I need to pull the panel on my 740 and do this.
you want a temperature controlled soldering station set to 650F, with a medium printed-circuit-board tip, and some fairly thin good quality lead-tin rosin core solder, like Kester 44, used sparingly to prime the tip and freshen joints.
I need to pull the panel on my 740 and do this.
Thanks guys....I will give it a try..sometime in the summer when the weather is DRY. I will gather the necessary tools and get some old computer boards to practice on. I am guessing that refloat means to make the joint molten. I will also check out some how to videos. Is there a service manual available to show where the board is located and how to remove? Thanks again for all the input.
It's no rocket science. Exactly, "make the joint molten"--good way to put it. I don't ever have to add solder, just hold the gun on the joint til it's molten. Little wires poke through and they have to be enveloped by solder; with time the contacts breaks, cracks appear, often visible... I wish I knew which joints control what but since I don't, I do them all. It takes 20 mins.
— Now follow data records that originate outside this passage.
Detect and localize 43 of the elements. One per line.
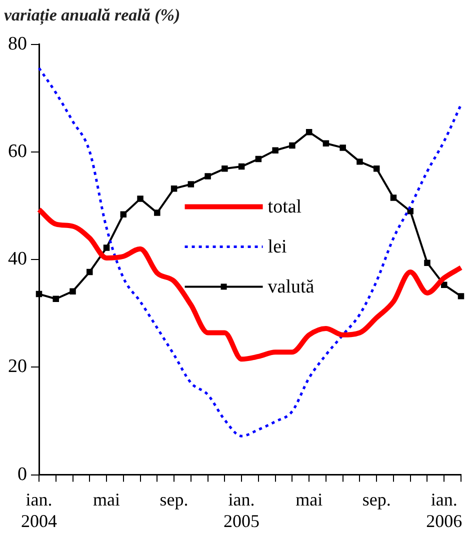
point bbox=[36, 290, 42, 298]
point bbox=[390, 194, 397, 201]
point bbox=[222, 166, 228, 172]
legend-label: total bbox=[268, 196, 302, 218]
y-tick-label: 40 bbox=[8, 248, 27, 270]
point bbox=[188, 181, 194, 188]
x-tick-label: ian. 2006 bbox=[426, 489, 462, 531]
point bbox=[289, 142, 296, 149]
point bbox=[86, 268, 93, 276]
y-axis-title: variație anuală reală (%) bbox=[4, 6, 180, 26]
line-series bbox=[38, 66, 462, 438]
x-tick-label: mai bbox=[296, 489, 323, 510]
point bbox=[458, 293, 464, 300]
x-tick-label: ian. 2005 bbox=[224, 489, 260, 531]
point bbox=[272, 147, 278, 154]
point bbox=[120, 211, 127, 218]
point bbox=[137, 196, 144, 202]
point bbox=[204, 173, 211, 180]
x-tick-label: sep. bbox=[362, 489, 391, 510]
y-tick-label: 80 bbox=[8, 33, 27, 54]
x-tick-label: sep. bbox=[160, 489, 188, 510]
point bbox=[154, 210, 160, 216]
point bbox=[52, 296, 59, 302]
point bbox=[356, 158, 363, 165]
y-tick-label: 20 bbox=[8, 356, 27, 378]
point bbox=[103, 244, 110, 251]
point bbox=[322, 140, 330, 147]
legend-label: valută bbox=[268, 276, 315, 298]
point bbox=[340, 144, 346, 151]
y-tick-label: 0 bbox=[18, 464, 27, 485]
point bbox=[238, 163, 245, 170]
point bbox=[441, 282, 448, 288]
point bbox=[255, 156, 262, 162]
point bbox=[373, 166, 380, 172]
point bbox=[170, 185, 178, 192]
legend-label: lei bbox=[268, 236, 287, 258]
x-tick-label: ian. 2004 bbox=[21, 489, 57, 531]
point bbox=[70, 288, 76, 294]
point bbox=[424, 260, 430, 266]
y-tick-label: 60 bbox=[8, 140, 27, 162]
point bbox=[407, 208, 414, 214]
point bbox=[306, 128, 312, 136]
x-tick-label: mai bbox=[93, 489, 120, 510]
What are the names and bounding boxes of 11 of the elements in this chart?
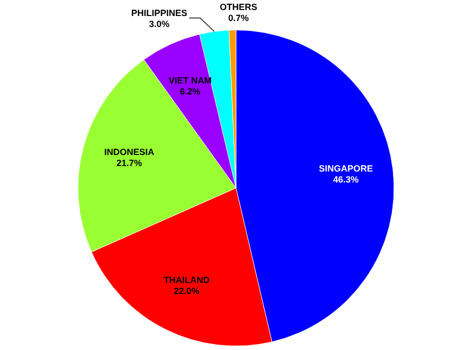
- slice-label: THAILAND: [164, 274, 210, 285]
- slice-label: PHILIPPINES: [131, 8, 188, 18]
- data-label: 0.7%: [228, 13, 249, 23]
- slice-label: INDONESIA: [104, 146, 155, 157]
- slice-label: OTHERS: [220, 2, 258, 12]
- data-label: 6.2%: [180, 86, 200, 96]
- data-label: 21.7%: [116, 158, 142, 168]
- data-label: 46.3%: [333, 174, 359, 184]
- data-label: 22.0%: [174, 286, 200, 296]
- data-label: 3.0%: [148, 19, 170, 29]
- slice-label: SINGAPORE: [318, 163, 373, 174]
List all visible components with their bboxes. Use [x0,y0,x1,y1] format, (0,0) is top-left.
The one thing I have noticed is that the ABS light only goes out on start ups. Usually after I have driven it, parked went into the store or such then restarted for the next trip. I have also had some issues with the bulb failure light coming on when braking. Last night after a brief trip to the hardware store , I got in and started the car everything was good, no warning lights. The car drove good, but noticed it wasn't shifting into OD due to the higher than normal RPM's. The arrow light was not on indicating OD was off. I toggled the OD switch a couple times to make it shift and downshift and things seemed to be working. The OD light came on then off respectively . On the third time putting it back into OD the ABS light came back on and the bulb failure light when I braked, so I am concluding it is truly an electrical connection issue.